Says Anugu: “Sucrose not only provides sweet taste, but also imparts functional properties such as bulking/mouthfeel. In baked goods, sucrose increases the protein denaturation and starch gelatinization temperatures, acts as a tenderizer by retarding and restricting gluten formation, and also contributes to the volume. In ice cream, sucrose influences freezing point and controls ice crystal formation. In bars, it controls hardness and maintains microbial and physical stability during the shelf life.”

Also, when you ask consumers, not all consider sugar a bad word. In fact, in surveying consumer perceptions, Kerry found that 59% prefer sugar, compared to the 22% who prefer stevia. So, even as consumers may want to limit their consumption of sugar, they also have a positive opinion of it as a sweetener because it is a familiar ingredient.

The challenge now for suppliers and manufacturers is to devise products which give consumers what they want in terms of sugar reduction as well as flavor, all while using alternative ingredients. Their hope is that consumers will begin to recognize products like stevia and choose them because they like the taste.

Given these challenges, today’s sweetener suppliers and manufacturers have developed a number of creative solutions for clean-label sugar reduction. Much of this work involves finding the right combination of high-intensity sweeteners, and bulking agents, to replicate the flavors and textures we get with sucrose.

 

Stevia

The most ubiquitous natural sweetener on the market today is stevia (Stevia rebaudiana)—more specifically, the steviol glycoside Rebaudioside A (Reb A).

Stevia is significantly sweeter than sugar and is therefore very effective at clean-label sugar reduction, particularly in beverage applications. “Early on, stevia was first embraced by manufacturers in product categories that were on the front lines of the sugar-reduction fallout—chiefly beverages, including juices, flavored waters, and sodas,” explains Andy Ohmes, global director of high-intensity sweeteners, Cargill (Minneapolis, MN). “Stevia leaf extracts have become so popular in these categories that close to one in four global beverage launches now contains stevia-based sweeteners.”

Beverages are a big sugar-reduction target because carbonated soft drinks and juices are notoriously high in sugar. In fact, in Kerry’s consumer survey, carbonated soft drinks were perceived to contain the highest sugar content. That means that consumers will either switch to unsweetened beverages or seek out alternatives, which they hope will be comparable to the real thing.

Meeting this expectation poses some challenges where stevia is concerned.
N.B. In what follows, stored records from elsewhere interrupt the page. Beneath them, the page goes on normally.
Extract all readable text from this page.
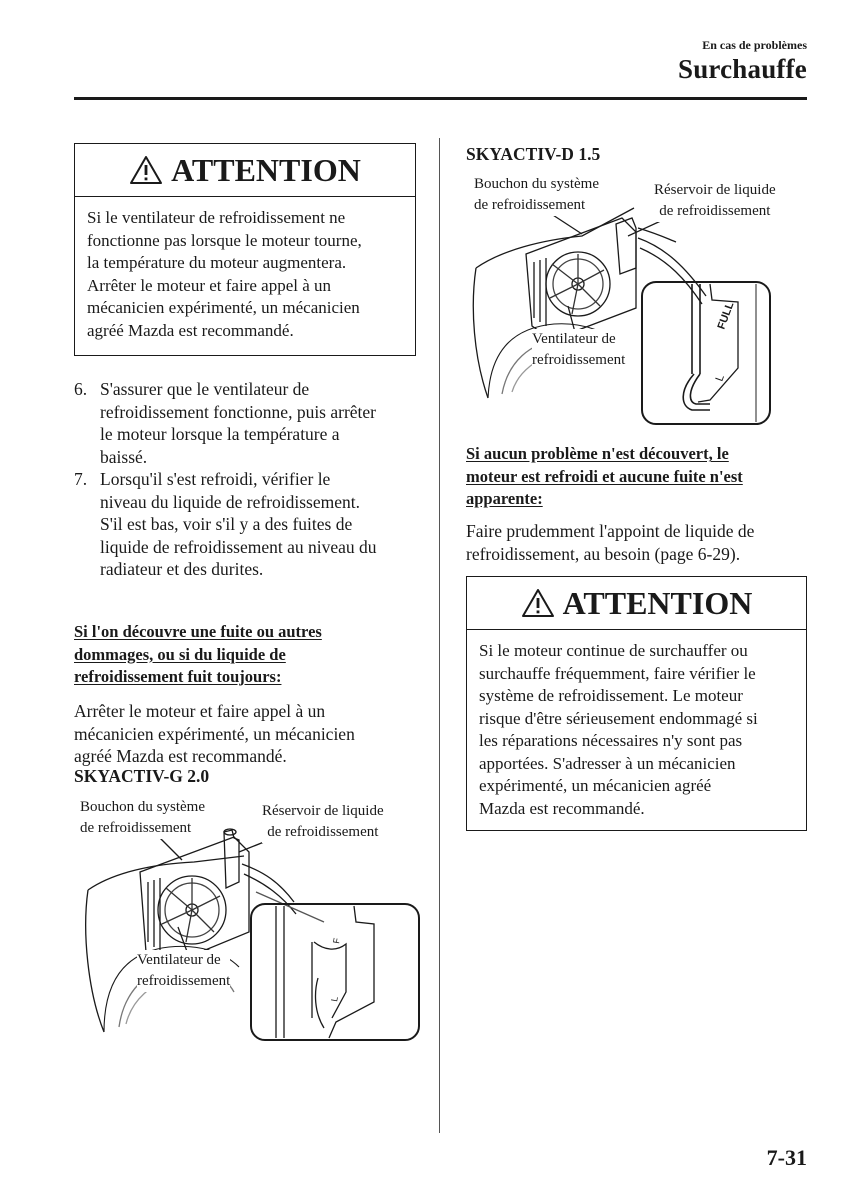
En cas de problèmes
Surchauffe
ATTENTION
Si le ventilateur de refroidissement ne
fonctionne pas lorsque le moteur tourne,
la température du moteur augmentera.
Arrêter le moteur et faire appel à un
mécanicien expérimenté, un mécanicien
agréé Mazda est recommandé.
6. S'assurer que le ventilateur de
refroidissement fonctionne, puis arrêter
le moteur lorsque la température a
baissé.
7. Lorsqu'il s'est refroidi, vérifier le
niveau du liquide de refroidissement.
S'il est bas, voir s'il y a des fuites de
liquide de refroidissement au niveau du
radiateur et des durites.
Si l'on découvre une fuite ou autres
dommages, ou si du liquide de
refroidissement fuit toujours:
Arrêter le moteur et faire appel à un
mécanicien expérimenté, un mécanicien
agréé Mazda est recommandé.
SKYACTIV-G 2.0
F
L
Bouchon du système
de refroidissement
Réservoir de liquide
de refroidissement
Ventilateur de
refroidissement
SKYACTIV-D 1.5
FULL
L
Bouchon du système
de refroidissement
Réservoir de liquide
de refroidissement
Ventilateur de
refroidissement
Si aucun problème n'est découvert, le
moteur est refroidi et aucune fuite n'est
apparente:
Faire prudemment l'appoint de liquide de
refroidissement, au besoin (page 6-29).
ATTENTION
Si le moteur continue de surchauffer ou
surchauffe fréquemment, faire vérifier le
système de refroidissement. Le moteur
risque d'être sérieusement endommagé si
les réparations nécessaires n'y sont pas
apportées. S'adresser à un mécanicien
expérimenté, un mécanicien agréé
Mazda est recommandé.
7-31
Alone, stevia’s most prominent steviol glycoside, Reb A, will not help formulators eliminate sugar entirely because it has a bitter aftertaste and affects sensory characteristics such as mouthfeel.

At lower sugar-reduction levels, Reb A isn’t as problematic. “Formulators were able to achieve 30%-50% sugar reduction with Reb A in several beverage applications without impacting taste,” says Anugu. “However, Reb A can impart undesirable sensory characteristics, especially above 50% sugar replacement, limiting its application.”

For this reason, the stevia industry’s push to commercialize other, minor steviol glycosides such as Reb M and Reb D, which sidestep some of the undesirable tastes and sensory characteristics of Reb A, has the potential to make a huge impact on sugar reduction. Most often, when aimed at lowering a product’s sugar profile today, these minor glycosides are used either in combination with Reb A or with other steviol glycosides.

References: 
  1. Deloitte. “The Consumer Goods Forum: Annual Health & Wellness Progress Report, 2017” https://www2.deloitte.com/content/dam/Deloitte/global/Documents/Consumer-Business/cb-2018-health-wellness-report.pdf
  2. Mintel. “Trends in sugar, sugar reduction, and sweeteners: Prepared for the 34th annual Sweetener Symposium.” https://sugaralliance.org/wp-content/uploads/2017/08/lynn-dornblaser.pdf
  3. Nielsen xAOC Sales Units. 52 weeks ending June 16, 2018. Analyzed among 207 billion units.